Alan Turing famously proposed that an artificial intelligence system might be considered sentient if it could convince a human that it was. On this basis, the former Google researcher Brad Lemoine recently achieved notoriety (and unemployment) by claiming that the language model LaMDA had achieved sentience. However, the Turing Test does not take into account the gullibility of the human judge, and in particular the pathetic fallacy. In this light, and inspired by the parrot in the cage paradigm of Chomsky (1956) and Chomsky and Miller (1963), I propose that only a parrot in the cage would be able to distinguish between a Turing Test winning artificial intelligence and a mere statistical learner. The parrot is the subject of much interest in linguistic research, as Chomsky (1965, ch. 9) and Pinker and Bloom (1990) describe. Whether parrots or dolphins are closest to humans in terms in their communicative abilities has been a matter of some speculation.
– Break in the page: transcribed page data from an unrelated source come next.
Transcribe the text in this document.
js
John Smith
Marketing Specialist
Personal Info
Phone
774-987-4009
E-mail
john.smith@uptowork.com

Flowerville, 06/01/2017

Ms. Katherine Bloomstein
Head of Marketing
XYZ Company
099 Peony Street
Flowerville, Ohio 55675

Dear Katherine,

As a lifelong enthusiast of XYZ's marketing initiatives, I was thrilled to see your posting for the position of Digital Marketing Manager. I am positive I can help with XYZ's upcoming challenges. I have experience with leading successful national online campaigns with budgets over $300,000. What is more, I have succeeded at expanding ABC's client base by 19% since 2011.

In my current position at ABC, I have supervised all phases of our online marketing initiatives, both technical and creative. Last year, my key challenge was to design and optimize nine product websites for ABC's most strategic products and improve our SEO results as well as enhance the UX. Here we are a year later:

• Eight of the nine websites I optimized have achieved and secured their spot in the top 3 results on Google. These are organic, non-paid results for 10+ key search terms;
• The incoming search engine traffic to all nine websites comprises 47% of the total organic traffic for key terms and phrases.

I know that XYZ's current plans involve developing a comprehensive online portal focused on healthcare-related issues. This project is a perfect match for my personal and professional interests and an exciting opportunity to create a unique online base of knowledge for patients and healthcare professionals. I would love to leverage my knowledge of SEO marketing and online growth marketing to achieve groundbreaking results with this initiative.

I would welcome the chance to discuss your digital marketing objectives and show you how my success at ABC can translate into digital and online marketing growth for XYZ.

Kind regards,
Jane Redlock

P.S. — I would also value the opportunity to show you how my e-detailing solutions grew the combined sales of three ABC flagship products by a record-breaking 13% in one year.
Whether parrots or dolphins are closest to humans in terms in their communicative abilities has been a matter of some speculation. While there is no evidence of that dolphins possess a grammar per se, this possibility has not deterred several ethically questionable experiments. It is argued in Pinker and Bloom (1990, p. 87) that Parrots are simply repeating sounds, though humans typically do not recognise this but take the sound as a meaningful production of a word. In a similar manner, a generative language model would assign meanings to its random stream of words and accept them as meaningful productions. The more complex the model, the more meaningful productions it will assign. A Turing Test judge would have no way of differentiating between this and a sentient parrot. While linguistic theory posits that humans possess innate mechanisms which allow them to understand and produce language, the random stream of a parrot’s vocalisations has no particular structure to which a human could adapt. The Turing Test judge is in effect treating the output of the Parrot as if it were able to create grammatically correct sentences in response to a communicative situation in the manner of humans, when it is in fact making no sense to a human. This is an example of the pathetic fallacy.
Looking further, NLP researchers must start to think about not just how to evaluate their models, but whether this is even an appropriate question.